Lollapalooza 2015: The Best (and Worst) Things We Saw On Saturday
Tame Impala got woozy with psychedelic synergy, while Metallica rode the lightning via vicious guitar solos
Lollapalooza Day Two has wrapped, but the immense crowds have grown, well, immensely more crowded. Saturday brought a bevy of fine performances from Tyler, the Creator, Tame Impala, Metallica, and more. Below, we outline the hits (and, in some cases, misses) at Lolla: Saturday edition.

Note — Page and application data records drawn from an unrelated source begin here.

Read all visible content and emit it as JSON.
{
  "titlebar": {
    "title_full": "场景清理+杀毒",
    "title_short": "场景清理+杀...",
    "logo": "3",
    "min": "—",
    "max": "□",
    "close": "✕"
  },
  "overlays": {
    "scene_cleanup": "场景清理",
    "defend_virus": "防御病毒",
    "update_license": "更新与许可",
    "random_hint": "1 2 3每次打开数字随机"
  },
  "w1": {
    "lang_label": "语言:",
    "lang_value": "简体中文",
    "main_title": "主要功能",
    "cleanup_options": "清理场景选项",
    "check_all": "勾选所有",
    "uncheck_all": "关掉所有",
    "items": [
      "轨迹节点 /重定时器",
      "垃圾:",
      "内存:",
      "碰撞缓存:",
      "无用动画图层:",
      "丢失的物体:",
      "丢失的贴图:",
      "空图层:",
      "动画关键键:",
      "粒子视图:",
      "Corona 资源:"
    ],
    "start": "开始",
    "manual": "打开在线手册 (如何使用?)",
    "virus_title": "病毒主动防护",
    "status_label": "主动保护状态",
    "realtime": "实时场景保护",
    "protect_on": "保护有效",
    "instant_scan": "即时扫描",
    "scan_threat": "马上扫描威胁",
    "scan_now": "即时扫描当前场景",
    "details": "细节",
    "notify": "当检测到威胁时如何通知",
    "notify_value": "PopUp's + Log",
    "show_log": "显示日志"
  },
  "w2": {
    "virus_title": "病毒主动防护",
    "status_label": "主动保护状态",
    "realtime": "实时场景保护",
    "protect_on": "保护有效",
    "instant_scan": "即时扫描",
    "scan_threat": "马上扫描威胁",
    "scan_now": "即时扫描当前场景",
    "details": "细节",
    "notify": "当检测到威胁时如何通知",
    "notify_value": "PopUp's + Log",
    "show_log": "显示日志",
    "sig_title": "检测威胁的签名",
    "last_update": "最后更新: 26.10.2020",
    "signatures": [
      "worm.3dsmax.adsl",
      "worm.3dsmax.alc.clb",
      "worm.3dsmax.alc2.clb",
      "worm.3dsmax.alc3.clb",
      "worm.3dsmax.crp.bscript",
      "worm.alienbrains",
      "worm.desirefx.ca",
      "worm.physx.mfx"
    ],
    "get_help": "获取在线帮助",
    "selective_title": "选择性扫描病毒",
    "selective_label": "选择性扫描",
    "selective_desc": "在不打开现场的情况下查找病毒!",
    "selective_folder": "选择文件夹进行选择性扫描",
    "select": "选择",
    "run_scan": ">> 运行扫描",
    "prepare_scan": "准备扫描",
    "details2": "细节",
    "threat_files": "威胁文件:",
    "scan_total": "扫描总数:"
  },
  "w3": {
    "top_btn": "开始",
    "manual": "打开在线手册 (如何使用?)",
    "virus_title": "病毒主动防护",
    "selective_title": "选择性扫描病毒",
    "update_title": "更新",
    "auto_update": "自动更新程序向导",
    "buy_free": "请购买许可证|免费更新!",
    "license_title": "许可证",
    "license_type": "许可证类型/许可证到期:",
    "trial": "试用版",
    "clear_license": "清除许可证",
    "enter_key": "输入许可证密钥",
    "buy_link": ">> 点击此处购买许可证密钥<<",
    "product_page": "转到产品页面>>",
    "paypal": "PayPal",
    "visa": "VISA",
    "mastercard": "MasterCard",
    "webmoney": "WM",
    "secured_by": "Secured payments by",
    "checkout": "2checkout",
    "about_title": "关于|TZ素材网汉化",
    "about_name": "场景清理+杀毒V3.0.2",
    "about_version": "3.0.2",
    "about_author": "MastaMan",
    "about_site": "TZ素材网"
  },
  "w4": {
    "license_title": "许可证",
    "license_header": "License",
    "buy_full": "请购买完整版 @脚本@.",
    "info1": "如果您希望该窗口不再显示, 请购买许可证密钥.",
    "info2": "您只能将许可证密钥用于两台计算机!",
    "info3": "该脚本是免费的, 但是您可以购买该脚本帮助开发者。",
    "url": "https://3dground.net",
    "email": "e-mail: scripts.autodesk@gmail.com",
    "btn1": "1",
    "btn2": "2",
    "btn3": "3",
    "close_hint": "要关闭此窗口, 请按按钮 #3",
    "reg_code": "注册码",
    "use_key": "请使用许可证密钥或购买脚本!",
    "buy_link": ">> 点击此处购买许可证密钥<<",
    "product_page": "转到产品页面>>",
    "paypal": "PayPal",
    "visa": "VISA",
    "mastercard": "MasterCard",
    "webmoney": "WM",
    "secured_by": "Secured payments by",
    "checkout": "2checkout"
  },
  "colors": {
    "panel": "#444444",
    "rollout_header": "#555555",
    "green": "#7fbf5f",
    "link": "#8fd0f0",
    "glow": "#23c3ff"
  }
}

— iHeartRadio (@iHeartRadio) August 2, 2015
Tyler, the Creator
Spitting verses against a pop-art-looking set of giant bedroom furniture (that we doubt can be purchased at IKEA or any home goods outlet), Tyler bounded, yelped, pointed, and smirked at his audience, who jumped right back at him and listened to aggro Cherry Bomb cuts like “SMUCKERS” and “DEATHCAMP.” Possibly the rapper wasn’t accustomed to a group of this size, as he expressed trepidation before performing alongside Odd Future brothers Jasper Dolphin and Taco. “Can everybody just yell so I can feel better?” he asked. Should things have gone south, at least he had ample blankets under which to hide. He must’ve planned it that way. — RACHEL BRODSKY
Psychedelic swirls were the visuals to aptly mirror Tame Impala’s trippy, reverb-drenched performance. Even the end-of-song “thank you”‘s echoed through the field as if spoken into a canyon. It was an idyllic backdrop for the Australian band’s set, which (of course) drew on their Essential third record, Currents. Kevin Parker’s songwriting has expounded beyond his group’s psych-tinged beginnings, injecting more danceable, rhythm-heavy material, and their set showcased that it’s a welcome direction. — ALTHEA LEGASPI
— Triple Crown Records (@3crown) August 2, 2015
Those looking to ride the emo wave were front-and-center for the band’s return to Lollapalooza. And it was all emotion, from Jesse Lacey’s screamy vocals to the enthusiastic audience sing-alongs. Heavy on the dueling drums and guitar melodies, they gave their fans what they wanted and then some. They added fuel to lead up to Metallica’s headlining set with “Seventy Times 7,” “Degausser” and “Sowing Season (Yeah),” which culminated in hurled-to-the-floor guitars. — A.L.
Sam Smith has a beautiful voice; it’s soulful and his falsettos are pitch perfect, but that wasn’t enough to save his performance, which was on the sleepy side of the spectrum and lacked depth for a closing headliner. His impressive vocal prowess and his apt backing band — including a number of backup singers — weren’t the issue, nor was the subject matter (his album is about a former love and heartbreak), but it was the songs themselves that fell flat. That wasn’t helped by his covers, such as when he dropped in a verse of Elvis Presley’s “Can’t Help Falling In Love” into his own plodding “Not in That Way” or when his reading of “Ain’t No Mountain High Enough” only highlighted that many of his own songs didn’t quite stick. The potential is there and certainly Smith’s voice is a gift, if only the songwriting had the same kind of substance and soul to match. — A.L.
A general rule of thumb states that thou shalt not to wear a t-shirt bearing the name of the band you’re about to see. Well, that unwritten law went ignored as legions of (very willing) puppets poured into the Samsung Galaxy stage area to greet their masters. James Hetfield, Robert Trujillo, Kirk Hammett, and Lars Ulrich looked equally delighted to see their guests. Chugging through the near-two-hour set with a decade-spanning menu of material, the foursome tore into “Fuel,” “Wherever I May Roam,” “Disposable Heroes,” “Sanitarium,” “Cyanide,” “Unforgiven,” and “Sad But True,” among many others. “We’re here to make you feel good,” Hetfield said between guttural growls and Hammett’s scorching guitar solos. The feeling was mutual. — R.B.